Para o tratamento da síndrome de apneia obstrutiva do sono (SAOS), assinale a afirmativa incorreta.
- A)É importante o controle dos fatores de risco, como obesidade, hipotireoidismo, uso de álcool e de sedativos.
Certa, porque o controle de fatores de risco e agravos associados, como obesidade, álcool e sedativos, faz parte da abordagem da SAOS.
- B)Os aparelhos intraorais, usados em geral nos casos de SAOS leve a moderada, são projetados para avançar a mandíbula ou, pelo menos, impedir a retrusão da mesma durante o sono.
Certa, porque os aparelhos intraorais são usados especialmente em SAOS leve a moderada e promovem avanço mandibular ou impedem sua retrusão.
- C)A estimulação do nervo hipoglosso com dispositivo implantável permite aumentar a permeabilidade da via aérea superior em pacientes selecionados com SAOS moderada a grave.
Certa, porque a estimulação do nervo hipoglosso é opção para pacientes selecionados com SAOS moderada a grave.
- D)A pressão positiva contínua das vias respiratórias melhora a permeabilidade via aérea superior colapsável, sendo padrão ouro para o tratamento da SAOS moderada e severa.
Certa, porque o CPAP mantém a via aérea superior aberta e é considerado padrão ouro na SAOS moderada e grave.
- E)A uvulopalatofaringoplastia é o tratamento de eleição para os pacientes com SAOS grave e obesidade mórbida.
Errada, porque a uvulopalatofaringoplastia não é tratamento de eleição para SAOS grave com obesidade mórbida; nesses casos, o controle clínico e o CPAP costumam ser preferenciais.
Gabarito: E
A síndrome de apneia obstrutiva do sono (SAOS) costuma exigir tratamento em camadas: primeiro, você corrige o que piora o colapso da via aérea, como obesidade, álcool, sedativos e outras causas associadas.

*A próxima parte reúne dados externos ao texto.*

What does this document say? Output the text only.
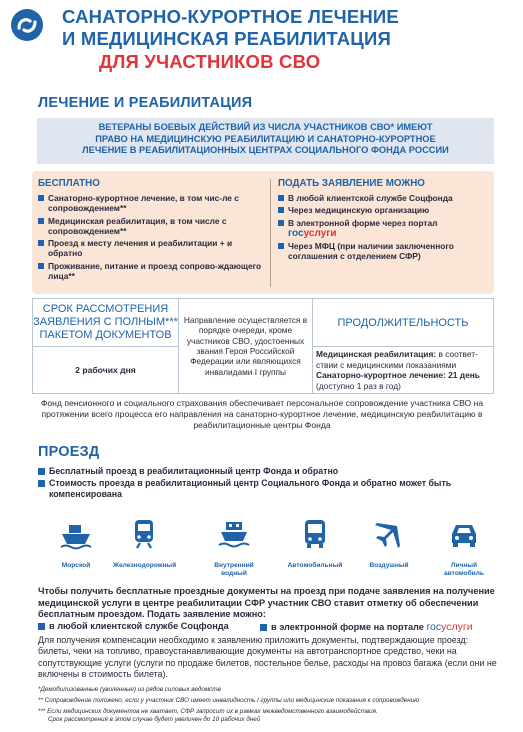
САНАТОРНО-КУРОРТНОЕ ЛЕЧЕНИЕ
И МЕДИЦИНСКАЯ РЕАБИЛИТАЦИЯ
ДЛЯ УЧАСТНИКОВ СВО
ЛЕЧЕНИЕ И РЕАБИЛИТАЦИЯ
ВЕТЕРАНЫ БОЕВЫХ ДЕЙСТВИЙ ИЗ ЧИСЛА УЧАСТНИКОВ СВО* ИМЕЮТ
ПРАВО НА МЕДИЦИНСКУЮ РЕАБИЛИТАЦИЮ И САНАТОРНО-КУРОРТНОЕ
ЛЕЧЕНИЕ В РЕАБИЛИТАЦИОННЫХ ЦЕНТРАХ СОЦИАЛЬНОГО ФОНДА РОССИИ
БЕСПЛАТНО
Санаторно-курортное лечение, в том чис-ле с сопровождением**
Медицинская реабилитация, в том числе с сопровождением**
Проезд к месту лечения и реабилитации + и обратно
Проживание, питание и проезд сопрово-ждающего лица**
ПОДАТЬ ЗАЯВЛЕНИЕ МОЖНО
В любой клиентской службе Соцфонда
Через медицинскую организацию
В электронной форме через портал
госуслуги
Через МФЦ (при наличии заключенного соглашения с отделением СФР)
СРОК РАССМОТРЕНИЯ ЗАЯВЛЕНИЯ С ПОЛНЫМ*** ПАКЕТОМ ДОКУМЕНТОВ	Направление осуществляется в порядке очереди, кроме участников СВО, удостоенных звания Героя Российской Федерации или являющихся инвалидами I группы	ПРОДОЛЖИТЕЛЬНОСТЬ
2 рабочих дня		Медицинская реабилитация: в соответ-ствии с медицинскими показаниями
Санаторно-курортное лечение: 21 день (доступно 1 раз в год)
Фонд пенсионного и социального страхования обеспечивает персональное сопровождение участника СВО на протяжении всего процесса его направления на санаторно-курортное лечение, медицинскую реабилитацию в реабилитационные центры Фонда
ПРОЕЗД
Бесплатный проезд в реабилитационный центр Фонда и обратно
Стоимость проезда в реабилитационный центр Социального Фонда и обратно может быть компенсирована
Морской	Железнодорожный	Внутренний водный
Автомобильный	Воздушный	Личный автомобиль
Чтобы получить бесплатные проездные документы на проезд при подаче заявления на получение медицинской услуги в центре реабилитации СФР участник СВО ставит отметку об обеспечении бесплатным проездом. Подать заявление можно:
в любой клиентской службе Соцфонда	в электронной форме на портале
госуслуги
Для получения компенсации необходимо к заявлению приложить документы, подтверждающие проезд: билеты, чеки на топливо, правоустанавливающие документы на автотранспортное средство, чеки на сопутствующие услуги (услуги по продаже билетов, постельное белье, расходы на провоз багажа (если они не включены в стоимость билета).
*Демобилизованные (уволенные) из рядов силовых ведомств
** Сопровождение положено, если у участник СВО имеет инвалидность I группы или медицинские показания к сопровождению
*** Если медицинских документов не хватает, СФР запросит их в рамках межведомственного взаимодействия.
Срок рассмотрения в этом случае будет увеличен до 10 рабочих дней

Em muitos pacientes, a base do tratamento é a pressão positiva contínua das vias respiratórias (CPAP), que funciona como uma espécie de "escora" para manter a via aérea aberta durante o sono e é o padrão ouro nos casos moderados a graves. Quando a SAOS é leve a moderada, ou quando o paciente não se adapta ao CPAP, os aparelhos intraorais podem ser úteis. Eles geralmente avançam a mandíbula ou evitam sua retrusão, aumentando o espaço da faringe e reduzindo os eventos obstrutivos. Em casos selecionados, também existe a estimulação do nervo hipoglosso com dispositivo implantável, que melhora o tônus da língua e ajuda a manter a via aérea pérvia. A armadilha da questão está na cirurgia. A uvulopalatofaringoplastia pode até ser considerada em situações específicas, mas não é tratamento de eleição para SAOS grave, muito menos para pacientes com obesidade mórbida. Nesses casos, o controle do peso, o CPAP e a seleção cuidadosa de outras terapias costumam ter papel muito mais importante. Em resumo: cirurgia palatal isolada não é a estrela do tratamento quando a doença é mais pesada.